Recently he sent me our grandmother's book Before the Dawn of Dinosaurs. (We think she probably used it to teach her junior high kids in the Wellston School District. And if my cousin were here, he'd most likely crack wise and say she was teaching in the classroom just minutes after the last Triceratops beat feet out of St. Louis. I wouldn't say that, of course. She was sensitive about her age.)
His further excavations yielded this:
A collection of silver plate that probably belonged to our family. The servers on the right were rumored to come from Germany, the natal home of 98 percent of both sides of my tree. (I'm thinking our grandmother picked them up when she sailed there to "close the estate" of her father, who had died when she was very young and living in Mexico. In writing that, I realize we are more complicated, geographically speaking, than I first realized. I'll stop with the genealogy before I lose too many of you.)
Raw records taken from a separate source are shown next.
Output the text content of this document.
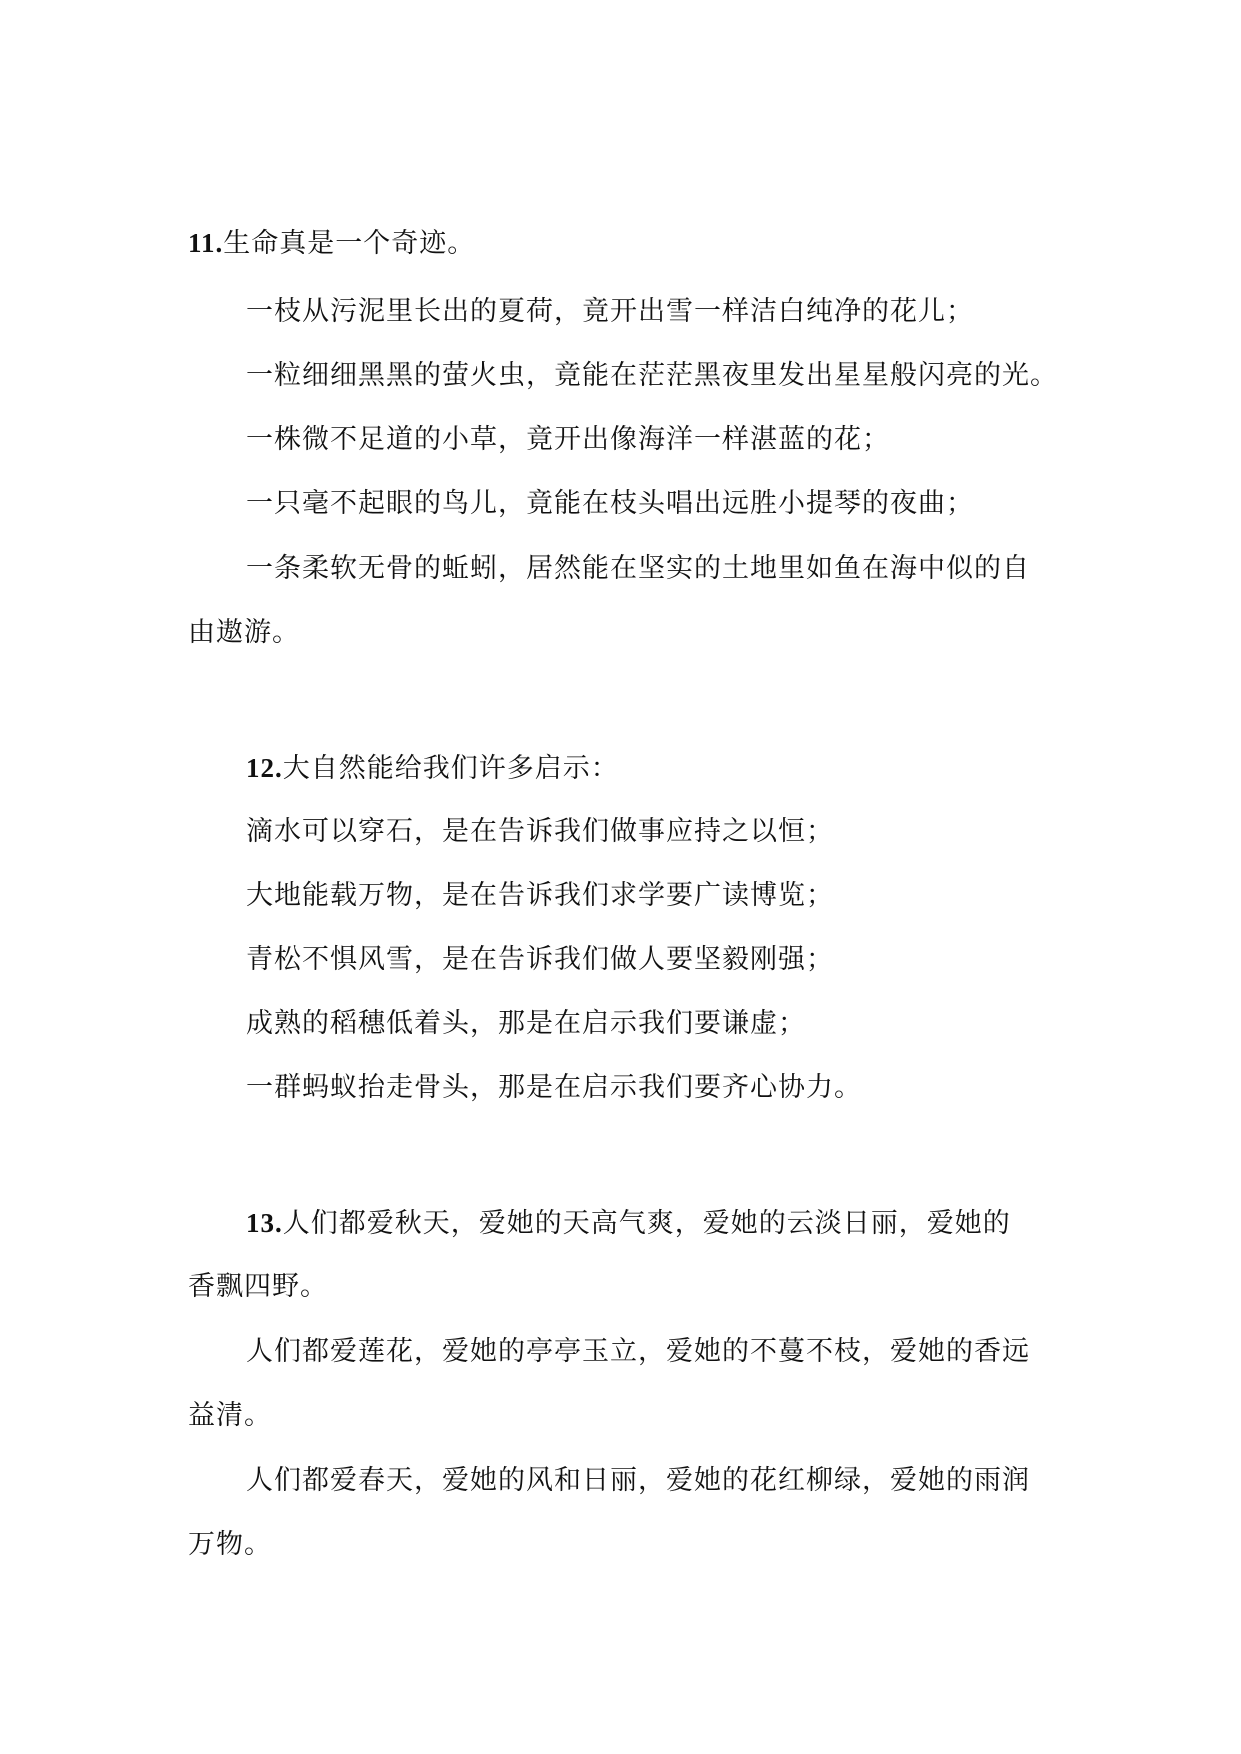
11.生命真是一个奇迹。
一枝从污泥里长出的夏荷，竟开出雪一样洁白纯净的花儿；
一粒细细黑黑的萤火虫，竟能在茫茫黑夜里发出星星般闪亮的光。
一株微不足道的小草，竟开出像海洋一样湛蓝的花；
一只毫不起眼的鸟儿，竟能在枝头唱出远胜小提琴的夜曲；
一条柔软无骨的蚯蚓，居然能在坚实的土地里如鱼在海中似的自
由遨游。
12.大自然能给我们许多启示：
滴水可以穿石，是在告诉我们做事应持之以恒；
大地能载万物，是在告诉我们求学要广读博览；
青松不惧风雪，是在告诉我们做人要坚毅刚强；
成熟的稻穗低着头，那是在启示我们要谦虚；
一群蚂蚁抬走骨头，那是在启示我们要齐心协力。
13.人们都爱秋天，爱她的天高气爽，爱她的云淡日丽，爱她的
香飘四野。
人们都爱莲花，爱她的亭亭玉立，爱她的不蔓不枝，爱她的香远
益清。
人们都爱春天，爱她的风和日丽，爱她的花红柳绿，爱她的雨润
万物。
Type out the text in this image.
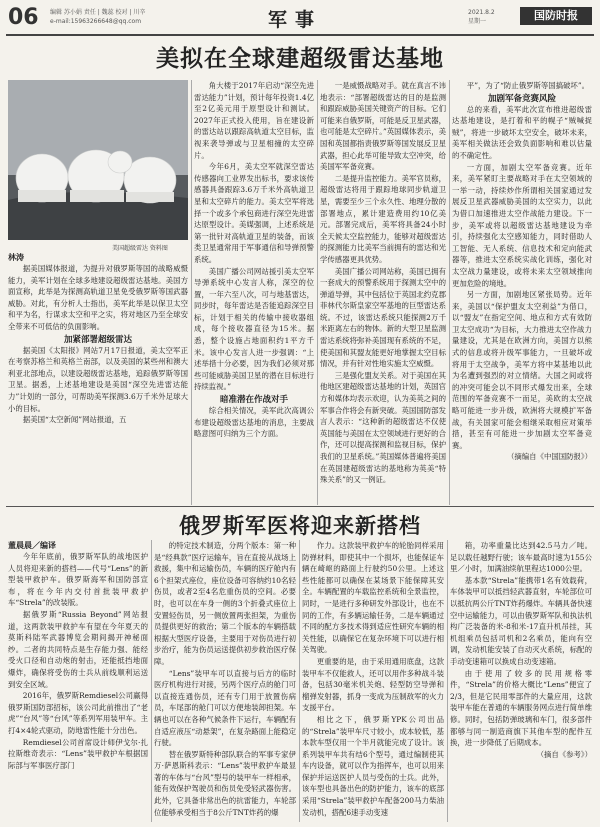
06 编辑 苏小娟 责任 | 魏蕊 校对 | 川辛
e-mail:15963266648@qq.com	军事	2021.8.2
星期一	国防时报
美拟在全球建超级雷达基地
美国超级雷达 资料图

林涛

据美国媒体报道，为提升对俄罗斯等国的战略威慑能力，美军计划在全球多地建设超级雷达基地。美国方面宣称，此举是为探测高轨道卫星免受俄罗斯等国武器威胁。对此，有分析人士指出，美军此举是以保卫太空和平为名，行谋求太空和平之实，将对地区乃至全球安全带来不可低估的负面影响。

加紧部署超级雷达

据美国《太阳报》网站7月17日报道，美太空军正在考察苏格兰和英格兰南部，以及美国的某些州和澳大利亚北部地点，以建设超级雷达基地，追踪俄罗斯等国卫星。据悉，上述基地建设是美国“深空先进雷达能力”计划的一部分，可帮助美军探测3.6万千米外足球大小的目标。

据美国“太空新闻”网站报道，五

角大楼于2017年启动“深空先进雷达能力”计划，预计每年投资1.4亿至2亿美元用于原型设计和测试。2027年正式投入使用，旨在建设新的雷达站以跟踪高轨道太空目标，监视来袭导弹或与卫星相撞的太空碎片。

今年6月，美太空军就深空雷达传感器向工业界发出标书，要求该传感器具备跟踪3.6万千米外高轨道卫星和太空碎片的能力。美太空军将选择一个或多个承包商进行深空先进雷达原型设计。美媒强调，上述系统是第一批针对高轨道卫星的装备，而该类卫星通常用于军事通信和导弹预警系统。

美国广播公司网站援引美太空军导弹系统中心发言人称，深空的位置，一年六至八次，可与地基雷达，同步时，每年雷达是否能追踪深空目标，计划于相关的传输中接收器组成，每个接收器直径为15米。据悉，整个设施占地面积约1平方千米。该中心发言人进一步强调：“上述举措十分必要，因为我们必须对那些可能威胁美国卫星的潜在目标进行持续监视。”

暗准潜在作战对手

综合相关情况，美军此次高调公布建设超级雷达基地的消息，主要战略意图可归纳为三个方面。

一是威慑战略对手。就在真言不讳地表示：“部署超级雷达的目的是监测和跟踪威胁美国关键资产的目标。它们可能来自俄罗斯，可能是反卫星武器，也可能是太空碎片。”英国媒体表示，美国和英国都指责俄罗斯等国发展反卫星武器，担心此举可能导致太空冲突，给美国军军备竞赛。

二是提升监控能力。美军官员称，超级雷达将用于跟踪地球同步轨道卫星，需要至少三个永久性、地理分散的部署地点，累计建造费用约10亿美元。部署完成后，美军将具备24小时全天候太空监控能力，能够对超级雷达的探测能力比美军当前拥有的雷达和光学传感器更具优势。

美国广播公司网站称，美国已拥有一套成大的预警系统用于探测太空中的弹道导弹，其中包括位于英国北约克郡菲林代尔斯皇家空军基地的巨型雷达系统。不过，该雷达系统只能探测2万千米距离左右的物体。新的大型卫星监测雷达系统将弥补美国现有系统的不足，使美国和其盟友能更好地掌握太空目标情况，并有针对性地实施太空威慑。

三是强化盟友关系。对于美国在其他地区建超级雷达基地的计划，英国官方和媒体均表示欢迎，认为美英之间的军事合作将会有新突破。英国国防部发言人表示：“这种新的超级雷达不仅使英国能与美国在太空领域进行更好的合作，还可以提高探测和监视目标，保护我们的卫星系统。”英国媒体普遍将美国在英国建超级雷达的基地称为英美“特殊关系”的又一例证。

平”，为了“防止俄罗斯等国搞破坏”。

加剧军备竞赛风险

总的来看，美军此次宣布推进超级雷达基地建设，是打着和平的幌子“贼喊捉贼”，将进一步破坏太空安全，破坏未来，美军相关做法还会致负面影响和难以估量的不确定性。

一方面，加剧太空军备竞赛。近年来，美军紧盯主要战略对手在太空领域的一举一动，持续炒作所谓相关国家通过发展反卫星武器威胁美国的太空实力，以此为借口加速推进太空作战能力建设。下一步，美军或将以超级雷达基地建设为牵引，持续强化太空感知能力，同时借助人工智能、无人系统、信息技术和定向能武器等，推进太空系统实战化训练，强化对太空战力量建设，或将未来太空领域推向更加危险的境地。

另一方面，加剧地区紧张局势。近年来，美国以“保护盟友太空利益”为借口，以“盟友”在指定空间、地点和方式有效防卫太空成功“为目标，大力推进太空作战力量建设，尤其是在欧洲方向，美国方以熊式的信息或将升级军事能力，一旦破坏或将用于太空战争，美军方将中某基地以此为名遭到强烈的对立情绪。大国之间或将的冲突可能会以不同形式爆发出来，全球范围的军备竞赛不一而足，美欧的太空战略可能进一步升级，欧洲将大规模扩军备战，有关国家可能会相继采取相应对策举措，甚至有可能进一步加剧太空军备竞赛。

（摘编自《中国国防报》）

俄罗斯军医将迎来新搭档

董晨晨／编译

今年年底前，俄罗斯军队的战地医护人员将迎来新的搭档——代号“Lens”的新型装甲救护车。俄罗斯海军和国防部宣布，将在今年内交付首批装甲救护车“Strela”的改装版。

据俄罗斯“Russia Beyond”网站报道，这两款装甲救护车有望在今年夏天的莫斯科陆军武器博览会期间揭开神秘面纱。二者的共同特点是生存能力强、能经受火口径和自动炮的射击，还能抵挡地面爆炸，确保将受伤的士兵从前线顺利运送到安全区域。

2016年，俄罗斯Remdiesel公司赢得俄罗斯国防部招标，该公司此前推出了“老虎”“台风”等“台风”等系列军用装甲车。主打4×4轮式驱动，防地雷性能十分出色。

Remdiesel公司首席设计师伊戈尔·扎拉斯维奇表示：“Lens”装甲救护车根据国际部与军事医疗部门

的特定技术制造，分两个版本：第一种是“经典款”医疗运输车，旨在直接从战场上救援，集中和运输伤员，车辆的医疗舱内有6个担架式座位，座位设备可容纳约10名轻伤员，或者2至4名危重伤员的空间。必要时，也可以在车身一侧的3个折叠式座位上安置轻伤员，另一侧放置两张担架，为重伤员提供更好的救治；第二个版本的车辆搭载根据大型医疗设备，主要用于对伤员进行初步治疗，能为伤员运送提供初步救治医疗保障。

“Lens”装甲车可以直接与后方的临时医疗机构进行对接，另两个医疗点的舱门可以直接连通伤员，还有专门用于放置伤病员，车尾部的舱门可以方便地装卸担架。车辆也可以在各种气候条件下运行，车辆配有自适应液压“动悬架”，在复杂路面上能稳定行驶。

替在俄罗斯特种部队联合的军事专家伊万·萨恩斯科表示：“Lens”装甲救护车最显著的车体与“台风”型号的装甲车一样相承，能有效保护驾驶员和伤员免受轻武器伤害。此外，它具备非常出色的抗雷能力，车轮部位能够承受相当于8公斤TNT炸药的爆

作力。这款装甲救护车的轮胎同样采用防弹材料，即使其中一个损坏，也能保证车辆在崎岖的路面上行驶约50公里。上述这些性能都可以确保在某场景下能保障其安全。车辆配置的车载监控系统和全景监控，同时，一是进行多种研发外部设计，也在不同的工作，有多辆运输任务，二是车辆通过不同的配方多技术得到适应性研究车辆的相关性能，以确保它在复杂环境下可以进行相关驾驶。

更重要的是，由于采用通用底盘，这款装甲车不仅能救人，还可以用作多种战斗装备，包括30毫米机关炮、轻型防空导弹和榴弹发射器，抓身一变成为压制敌军的火力支援平台。

相比之下，俄罗斯YPK公司出品的“Strela”装甲车尺寸较小，成本较低，基本款车型仅用一个半月就能完成了设计。该系列装甲车共有结6个型号，通过编制使其车内设备，就可以作为指挥车，也可以用来保护并运送医护人员与受伤的士兵。此外，该车型也具备出色的防护能力，该车的底部采用“Strela”装甲救护车配备200马力柴油发动机，搭配6速手动变速

箱，功率重量比达到42.5马力／吨。足以载任越野行驶；该车最高时速为155公里／小时，加满油续航里程达1000公里。

基本款“Strela”能携带1名有效载荷，车体装甲可以抵挡轻武器直射，车轮部位可以抵抗两公斤TNT炸药爆炸。车辆具备快速空中运输能力，可以由俄罗斯军队和执法机构广泛装备的米-8和米-17直升机吊挂，其机组乘员包括司机和2名乘员，能向有空调，发动机能安装了自动灭火系统，标配的手动变速箱可以换成自动变速箱。

由于使用了较多的民用规格零件，“Strela”的价格大概比“Lens”便宜了2/3，但是它民用零部件的大量应用，这款装甲车能在普通的车辆服务网点进行简单维修。同时，包括防弹玻璃和车门，很多部件都够与同一制造商旗下其他车型的配件互换，进一步降低了后期成本。

（摘自《参考》）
The serving fork is my favorite:
I like a grape cluster when dishing up sole meunière. It's pretty and completely over the top.
The only other pieces that match this one are seafood forks. No spoons or knives, leading me to believe that silver, like land and hearts, is something to be broken up and passed on to family and friends. (Or tossed inadvertently down the incinerator chute in one's New York apartment.)
I've been a bit too busy to polish up the collection to see it in its most extravagant form. When I do, we'll have a show and no tell.
Until then, thanks to John for sharing these treasures. It means a lot. Thank you.